Oculomotor axons use external and autocrine Slit signals for fasciculation, navigation, branching, and connectivity in mouse embryos

Background Eye alignment and movements are controlled by three cranial nerves: the oculomotor (nIII), trochlear (nIV), and abducens nerves (nVI). Developmental errors of these nerves can lead to eye movement disorders. However, the molecular and cellular mechanisms that guide motor axons to the eye remain poorly understood. Methods Oculomotor nerve guidance was examined in mutant mouse embryos for the secreted Slit proteins and Robo receptors. Methods included mapping Slit and Robo expression using Slit transgenic markers and Robo antibodies, imaging of oculomotor nerves and muscles using antibody labeling, and culture of oculomotor axons with Slit proteins. Results Robo1 and 2 were expressed in motor axons, while Slits were expressed surrounding the motor pathway, in mesenchymal tissues around the eye muscles, and by motor axons. Robo1/2 or Slit1/2 mutant embryos had similar guidance defects at several steps.
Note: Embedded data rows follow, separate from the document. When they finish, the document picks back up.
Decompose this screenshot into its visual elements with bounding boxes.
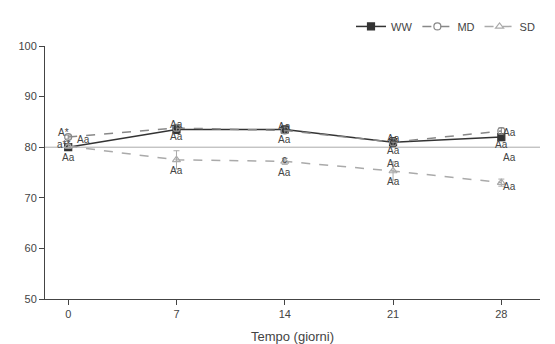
svg-text:14: 14 [279, 308, 291, 320]
svg-text:WW: WW [391, 21, 412, 33]
svg-text:a**: a** [57, 139, 70, 150]
svg-text:21: 21 [387, 308, 399, 320]
svg-text:70: 70 [25, 192, 37, 204]
svg-text:Aa: Aa [495, 139, 508, 150]
svg-text:Aa: Aa [387, 145, 400, 156]
svg-text:7: 7 [173, 308, 179, 320]
svg-text:A*: A* [58, 127, 69, 138]
svg-text:0: 0 [65, 308, 71, 320]
svg-text:Aa: Aa [77, 134, 90, 145]
svg-text:c: c [282, 154, 287, 165]
svg-text:100: 100 [18, 40, 36, 52]
svg-text:Aa: Aa [503, 181, 516, 192]
svg-text:28: 28 [495, 308, 507, 320]
svg-text:Tempo (giorni): Tempo (giorni) [251, 329, 334, 344]
svg-text:Aa: Aa [278, 121, 291, 132]
svg-text:Aa: Aa [387, 176, 400, 187]
svg-text:SD: SD [520, 21, 535, 33]
svg-text:Aa: Aa [503, 152, 516, 163]
svg-text:Aa: Aa [387, 158, 400, 169]
svg-text:Aa: Aa [387, 133, 400, 144]
svg-text:Aa: Aa [278, 134, 291, 145]
svg-text:60: 60 [25, 242, 37, 254]
svg-text:50: 50 [25, 293, 37, 305]
svg-text:90: 90 [25, 90, 37, 102]
svg-text:Aa: Aa [170, 119, 183, 130]
svg-text:80: 80 [25, 141, 37, 153]
svg-text:Aa: Aa [170, 131, 183, 142]
svg-text:Aa: Aa [503, 127, 516, 138]
svg-text:MD: MD [457, 21, 474, 33]
svg-text:Aa: Aa [278, 167, 291, 178]
svg-text:Aa: Aa [62, 152, 75, 163]
svg-text:Aa: Aa [170, 165, 183, 176]
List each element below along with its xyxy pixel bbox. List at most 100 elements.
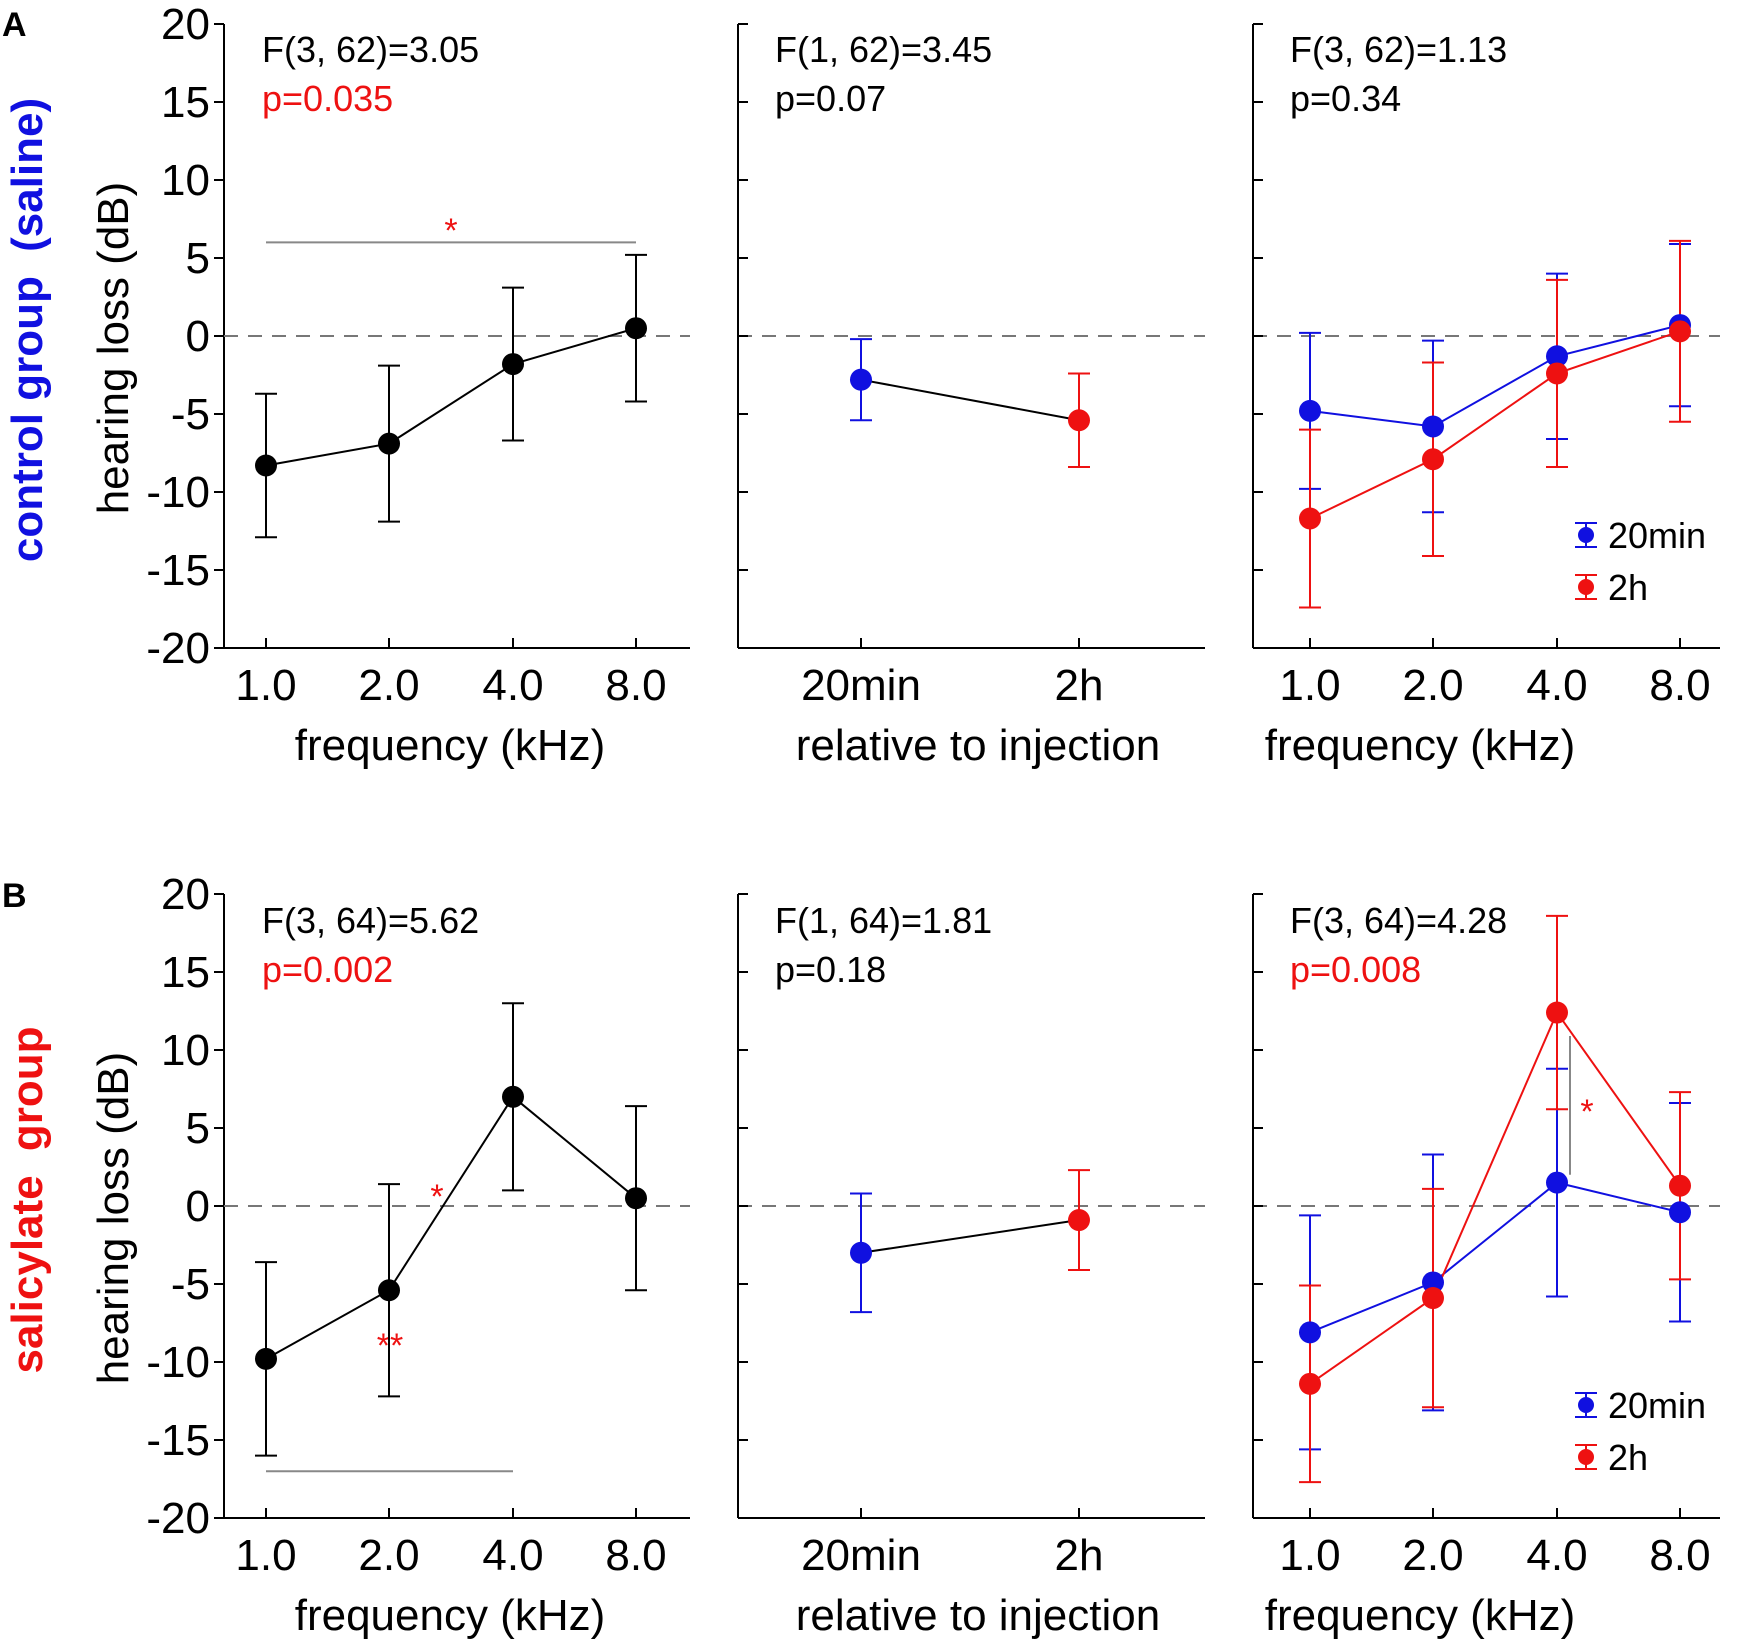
y-tick-label-b: 5	[186, 1104, 210, 1153]
x-tick-label-a1: 4.0	[482, 661, 543, 710]
stat-a3-line1: F(3, 62)=1.13	[1290, 29, 1507, 70]
y-tick-label-a: -20	[146, 624, 210, 673]
x-axis-label-a2: relative to injection	[796, 721, 1160, 770]
legend-marker-2h-icon	[1578, 579, 1594, 595]
data-point-all-b1	[502, 1085, 524, 1108]
data-point-2h-a3	[1669, 320, 1691, 343]
data-point-20min-a3	[1546, 345, 1568, 368]
x-tick-label-b2: 20min	[801, 1531, 921, 1580]
x-axis-label-b3: frequency (kHz)	[1265, 1591, 1576, 1640]
connect-line-a2	[860, 378, 1080, 422]
x-tick-label-b3: 2.0	[1402, 1531, 1463, 1580]
y-tick-label-b: 15	[161, 948, 210, 997]
stat-a2-line1: F(1, 62)=3.45	[775, 29, 992, 70]
data-point-all-a1	[255, 454, 277, 477]
data-point-2h-b3	[1669, 1174, 1691, 1197]
data-point-2h-b3	[1299, 1372, 1321, 1395]
y-tick-label-b: 20	[161, 870, 210, 919]
legend-marker-2h-icon	[1578, 1449, 1594, 1465]
data-point-b2	[1068, 1209, 1090, 1232]
x-tick-label-a2: 20min	[801, 661, 921, 710]
y-tick-label-b: 10	[161, 1026, 210, 1075]
data-point-all-b1	[255, 1347, 277, 1370]
data-point-all-a1	[502, 353, 524, 376]
stat-a2-line2: p=0.07	[775, 78, 886, 119]
x-tick-label-b3: 8.0	[1649, 1531, 1710, 1580]
x-tick-label-b1: 8.0	[605, 1531, 666, 1580]
x-tick-label-b3: 1.0	[1279, 1531, 1340, 1580]
x-axis-label-a3: frequency (kHz)	[1265, 721, 1576, 770]
data-point-b2	[850, 1241, 872, 1264]
legend-a: 20min 2h	[1608, 515, 1706, 608]
legend-a-2h-label: 2h	[1608, 567, 1648, 608]
connect-line-b2	[860, 1219, 1080, 1254]
legend-marker-20min-icon	[1578, 1397, 1594, 1413]
significance-star-b3: *	[1580, 1093, 1593, 1131]
x-tick-label-a1: 8.0	[605, 661, 666, 710]
x-tick-label-a3: 2.0	[1402, 661, 1463, 710]
data-point-20min-b3	[1422, 1271, 1444, 1294]
data-point-20min-b3	[1299, 1321, 1321, 1344]
series-line-all-a1	[265, 327, 637, 467]
series-line-20min-a3	[1309, 324, 1681, 428]
row-label-a: control group (saline)	[3, 98, 52, 562]
y-tick-label-a: 20	[161, 0, 210, 49]
x-tick-label-b3: 4.0	[1526, 1531, 1587, 1580]
plots-layer: 1.0 2.0 4.0 8.0 20min 2h 1.0 2.0 4.0 8.0 20 15 10 5 0 -…	[146, 0, 1720, 1580]
stat-a1-line1: F(3, 62)=3.05	[262, 29, 479, 70]
data-point-2h-a3	[1422, 448, 1444, 471]
stat-a1-line2: p=0.035	[262, 78, 393, 119]
legend-b-2h-label: 2h	[1608, 1437, 1648, 1478]
y-tick-label-b: 0	[186, 1182, 210, 1231]
data-point-20min-b3	[1546, 1171, 1568, 1194]
legend-b-20min-label: 20min	[1608, 1385, 1706, 1426]
y-axis-label-a: hearing loss (dB)	[89, 182, 138, 515]
x-axis-label-a1: frequency (kHz)	[295, 721, 606, 770]
stat-a3-line2: p=0.34	[1290, 78, 1401, 119]
significance-star-a1: *	[444, 212, 457, 250]
y-tick-label-a: 0	[186, 312, 210, 361]
row-label-b-part2: group	[3, 1026, 52, 1151]
stat-b3-line1: F(3, 64)=4.28	[1290, 900, 1507, 941]
legend-marker-20min-icon	[1578, 527, 1594, 543]
y-tick-label-a: -15	[146, 546, 210, 595]
data-point-all-b1	[378, 1279, 400, 1302]
stat-b1-line2: p=0.002	[262, 949, 393, 990]
data-point-2h-a3	[1299, 507, 1321, 530]
data-point-2h-b3	[1546, 1001, 1568, 1024]
y-tick-label-a: -10	[146, 468, 210, 517]
y-tick-label-b: -10	[146, 1338, 210, 1387]
series-line-2h-b3	[1309, 1010, 1681, 1385]
significance-star-b2: *	[430, 1178, 443, 1216]
series-line-2h-a3	[1309, 330, 1681, 520]
x-tick-label-a3: 8.0	[1649, 661, 1710, 710]
x-tick-label-b1: 1.0	[235, 1531, 296, 1580]
row-label-a-part2: (saline)	[3, 98, 52, 252]
panel-letter-b: B	[2, 877, 27, 915]
row-label-b-part1: salicylate	[3, 1175, 52, 1373]
panel-letter-a: A	[2, 6, 27, 44]
data-point-20min-a3	[1422, 415, 1444, 438]
stat-b2-line2: p=0.18	[775, 949, 886, 990]
y-tick-label-a: 10	[161, 156, 210, 205]
stat-b1-line1: F(3, 64)=5.62	[262, 900, 479, 941]
x-tick-label-b1: 2.0	[358, 1531, 419, 1580]
stat-b2-line1: F(1, 64)=1.81	[775, 900, 992, 941]
x-tick-label-a3: 4.0	[1526, 661, 1587, 710]
y-tick-label-b: -5	[171, 1260, 210, 1309]
x-tick-label-b1: 4.0	[482, 1531, 543, 1580]
y-tick-label-b: -20	[146, 1494, 210, 1543]
y-tick-label-a: 5	[186, 234, 210, 283]
y-tick-label-b: -15	[146, 1416, 210, 1465]
data-point-20min-b3	[1669, 1201, 1691, 1224]
data-point-2h-a3	[1546, 362, 1568, 385]
data-point-all-b1	[625, 1187, 647, 1210]
x-tick-label-a1: 1.0	[235, 661, 296, 710]
data-point-all-a1	[625, 317, 647, 340]
data-point-all-a1	[378, 432, 400, 455]
y-tick-label-a: 15	[161, 78, 210, 127]
x-tick-label-b2: 2h	[1055, 1531, 1104, 1580]
data-point-20min-a3	[1299, 399, 1321, 422]
x-axis-label-b2: relative to injection	[796, 1591, 1160, 1640]
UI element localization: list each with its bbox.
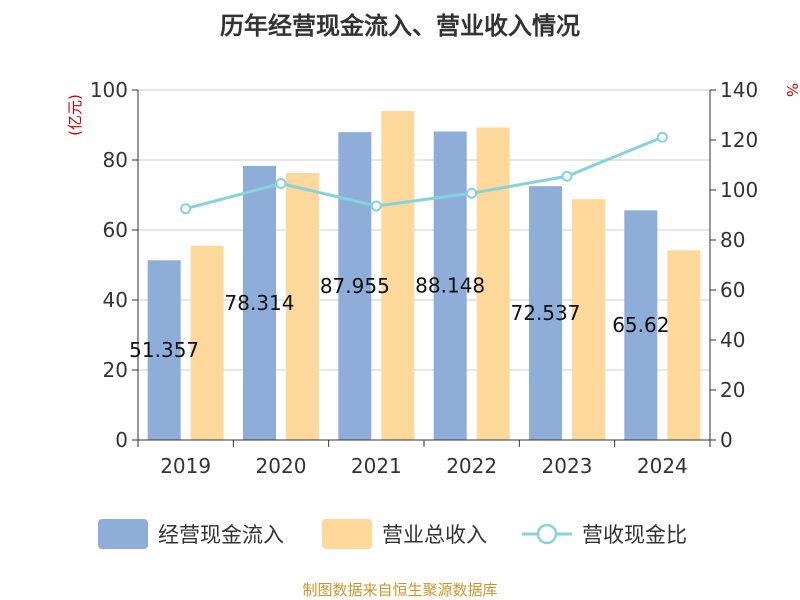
legend: 经营现金流入 营业总收入 营收现金比 [98, 519, 687, 549]
left-axis-unit: (亿元) [66, 94, 84, 136]
right-tick-label: 40 [720, 328, 745, 352]
left-tick-label: 80 [103, 148, 128, 172]
right-tick-label: 80 [720, 228, 745, 252]
x-tick-label: 2021 [351, 454, 402, 478]
tick-labels: 0 20 40 60 80 100 0 20 40 60 80 100 120 140 2019 2020 20… [90, 78, 758, 478]
bar-data-label: 51.357 [129, 338, 199, 362]
ratio-line [180, 131, 668, 215]
revenue-bar [572, 199, 605, 440]
revenue-bar [381, 111, 415, 440]
revenue-bar [476, 127, 510, 440]
left-tick-label: 20 [103, 358, 128, 382]
bars [147, 111, 701, 440]
right-tick-label: 60 [720, 278, 745, 302]
cash-inflow-bar [147, 260, 181, 440]
right-tick-label: 140 [720, 78, 758, 102]
left-tick-label: 60 [103, 218, 128, 242]
grid-lines [138, 89, 710, 371]
source-note: 制图数据来自恒生聚源数据库 [302, 581, 498, 599]
legend-swatch-revenue [322, 519, 372, 549]
right-tick-label: 100 [720, 178, 758, 202]
chart-title: 历年经营现金流入、营业收入情况 [220, 12, 580, 40]
cash-inflow-bar [433, 131, 467, 440]
left-tick-label: 0 [115, 428, 128, 452]
right-tick-label: 20 [720, 378, 745, 402]
left-tick-label: 40 [103, 288, 128, 312]
bar-data-label: 88.148 [415, 274, 485, 298]
x-tick-label: 2019 [160, 454, 211, 478]
legend-swatch-cash-inflow [98, 519, 148, 549]
revenue-bar [286, 172, 319, 440]
cash-inflow-bar [529, 186, 562, 440]
cash-inflow-bar [624, 210, 658, 440]
left-tick-label: 100 [90, 78, 128, 102]
legend-label-ratio: 营收现金比 [582, 523, 687, 547]
ratio-line-path [185, 135, 663, 211]
ratio-point [656, 131, 668, 143]
ratio-point [370, 200, 382, 212]
right-axis-unit: % [783, 83, 800, 97]
ratio-point [466, 187, 478, 199]
ratio-point [180, 203, 192, 215]
cash-inflow-bar [338, 132, 372, 440]
right-tick-label: 120 [720, 128, 758, 152]
ratio-point [561, 170, 573, 182]
revenue-bar [667, 250, 701, 440]
legend-label-revenue: 营业总收入 [382, 523, 487, 547]
axes [132, 89, 716, 447]
revenue-bar [190, 245, 224, 440]
bar-data-label: 72.537 [511, 301, 581, 325]
right-tick-label: 0 [720, 428, 733, 452]
x-tick-label: 2024 [637, 454, 688, 478]
x-tick-label: 2022 [446, 454, 497, 478]
bar-data-label: 87.955 [320, 274, 390, 298]
data-labels: 51.357 78.314 87.955 88.148 72.537 65.62 [129, 274, 669, 362]
bar-data-label: 78.314 [225, 291, 295, 315]
ratio-point [275, 178, 287, 189]
cash-inflow-bar [243, 165, 276, 440]
legend-swatch-ratio-marker [536, 523, 558, 545]
x-tick-label: 2023 [542, 454, 593, 478]
x-tick-label: 2020 [256, 454, 307, 478]
legend-label-cash-inflow: 经营现金流入 [158, 523, 284, 547]
bar-data-label: 65.62 [612, 313, 669, 337]
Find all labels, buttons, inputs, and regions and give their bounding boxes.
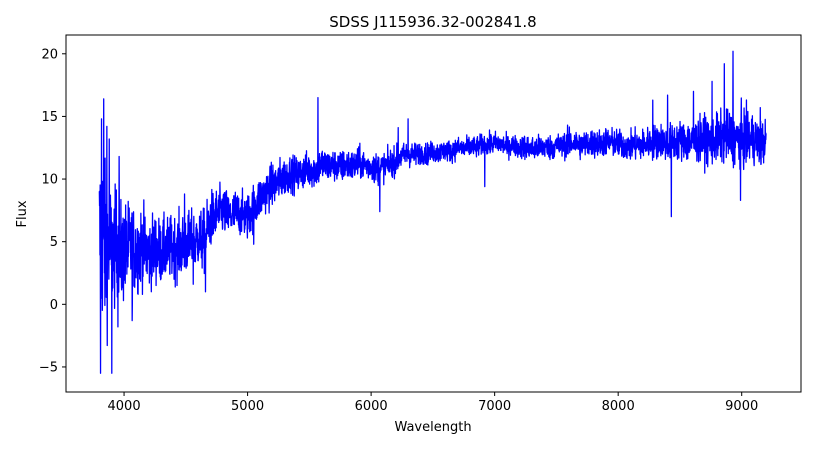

The initial nerves projecting out to the eye were defasciculated. Upon reaching the eye, oculomotor axons normally stop to form a plexus in contact with muscle precursor cells, but in Robo and Slit mutants, the motor axons spread abnormally to overshoot. Later, abnormal nerve branches resulted in reduced muscle innervation. Importantly, motor neuron-specific deletion of Slit2 caused a subset of these errors. Conclusions Several steps along the navigational pathway of oculomotor nerves are controlled by Slit/Robo signals, including fasciculation, correct navigation to an intermediate target, and innervation of extraocular muscle. Furthermore, important aspects of motor axon guidance are controlled by autocrine Slit2 signals produced by motor axons themselves.